Authors: Jeff Grubb Ed Greenwood
Se volvió para descubrir a qué se referían los campesinos al hablar de fantasmas. No había ningún bandido en el interior de la casa. Alguien o algo había sido el causante de la matanza que decoraba el conjunto de la sala de estar.
Kamara gruñó cuando se hundieron sus hombros hasta estrecharse de forma sobrenatural, al tiempo que la mandíbula se hacía más pronunciada y se cubría de una ristra increíble de colmillos. Sus ojos pasaron de semejar monedas de jade a adquirir el verde de un felino, brillante y afilado como las garras que surgían de unas manos cubiertas de pelo. Su piel también se cubrió de pelo naranja, moteado de vetas negras.
Kamara era una mujer tigre. Se deshizo de la espada y dio un salto en dirección al joven con las garras extendidas por delante y las pezuñas abiertas, enseñando sus colmillos.
Azoun gritó. Acto seguido se agachó para evitar aquellas garras, mientras se las apañaba para desenfundar la espada con desesperación y esgrimirla. El acero se hundió profundamente en el pecho y panza de la tigresa, que no había logrado su objetivo de empujarlo al interior de la estancia bañada en sangre; al contrario, era ella quien estaba dentro.
Azoun giró sobre sus talones y vio a la mujer tigre arrodillada entre las gallinas y las cabras a las que había asesinado. Se agarraba la barriga ensangrentada con una pezuña. El príncipe tuvo ocasión de ver que los bordes que conformaban el corte se acercaban poco a poco, hasta fundirse y cerrarse. Estaba curada. A los licántropos tan sólo les afecta la plata o la magia, y Azoun había enviado el único apoyo mágico con que contaba a casi un kilómetro de distancia.
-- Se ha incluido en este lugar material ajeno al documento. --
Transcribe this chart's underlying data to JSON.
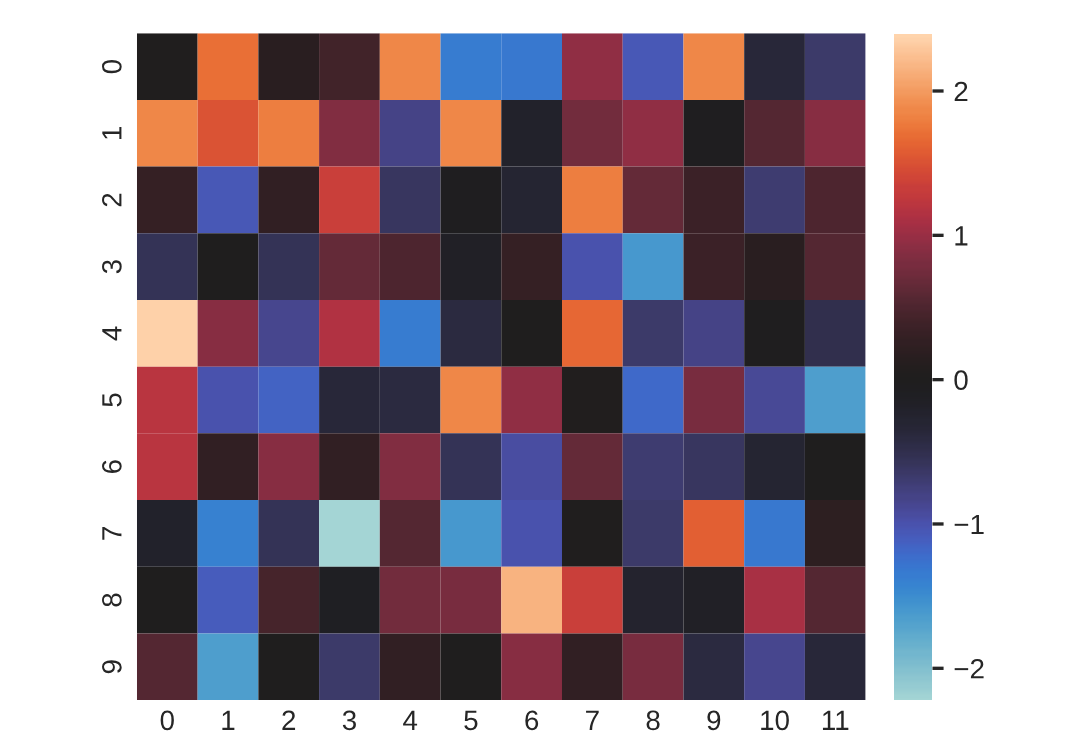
{
  "chart_data": {
    "type": "heatmap",
    "categories": [
      "0",
      "1",
      "2",
      "3",
      "4",
      "5",
      "6",
      "7",
      "8",
      "9",
      "10",
      "11"
    ],
    "y_categories": [
      "0",
      "1",
      "2",
      "3",
      "4",
      "5",
      "6",
      "7",
      "8",
      "9"
    ],
    "cells": [
      [
        0.02,
        1.7,
        0.15,
        0.4,
        1.85,
        -1.35,
        -1.3,
        0.95,
        -1.05,
        1.85,
        -0.35,
        -0.65
      ],
      [
        1.85,
        1.5,
        1.8,
        0.85,
        -0.8,
        1.85,
        -0.2,
        0.75,
        0.95,
        -0.05,
        0.55,
        0.9
      ],
      [
        0.3,
        -1.05,
        0.25,
        1.35,
        -0.6,
        -0.05,
        -0.3,
        1.8,
        0.65,
        0.35,
        -0.7,
        0.5
      ],
      [
        -0.55,
        0.0,
        -0.55,
        0.65,
        0.5,
        -0.15,
        0.3,
        -1.0,
        -1.6,
        0.35,
        0.15,
        0.55
      ],
      [
        2.35,
        0.9,
        -0.85,
        1.15,
        -1.35,
        -0.4,
        0.0,
        1.65,
        -0.65,
        -0.8,
        -0.02,
        -0.5
      ],
      [
        1.2,
        -1.0,
        -1.15,
        -0.35,
        -0.4,
        1.85,
        0.95,
        0.05,
        -1.2,
        0.8,
        -0.9,
        -1.65
      ],
      [
        1.2,
        0.25,
        0.9,
        0.25,
        0.85,
        -0.55,
        -0.95,
        0.65,
        -0.7,
        -0.6,
        -0.3,
        0.0
      ],
      [
        -0.2,
        -1.4,
        -0.55,
        -2.22,
        0.55,
        -1.6,
        -1.0,
        0.02,
        -0.65,
        1.6,
        -1.3,
        0.2
      ],
      [
        0.0,
        -1.1,
        0.45,
        -0.1,
        0.75,
        0.8,
        2.15,
        1.35,
        -0.25,
        -0.15,
        1.1,
        0.55
      ],
      [
        0.55,
        -1.65,
        0.0,
        -0.65,
        0.25,
        0.0,
        0.9,
        0.25,
        0.8,
        -0.4,
        -0.85,
        -0.35
      ]
    ],
    "clim": [
      -2.22,
      2.4
    ],
    "cticks": [
      -2,
      -1,
      0,
      1,
      2
    ]
  }
}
Kamara volvió a abalanzarse sobre él. Azoun alargó la mano con la rapidez del rayo para agarrar el picaporte y cerrar la puerta en el hocico de la tigresa. Al cabo de un momento, la madera de la puerta crujió al acometer contra ella, y con un estruendo increíble los goznes cedieron ante la fuerza de la arremetida. Unas garras crueles y oscuras arañaron el aire a escasas pulgadas del rostro de Azoun, que trastabilló.
De nada le servía la espada, y no podía soñar con superar a la carrera a un licántropo plenamente transformado. Para cuando volviera Vangerdahast, el heredero del Trono Dragón haría compañía a los pollos de la sala de estar. Kamara despedazaba la puerta y en unos pocos segundos la habría franqueado.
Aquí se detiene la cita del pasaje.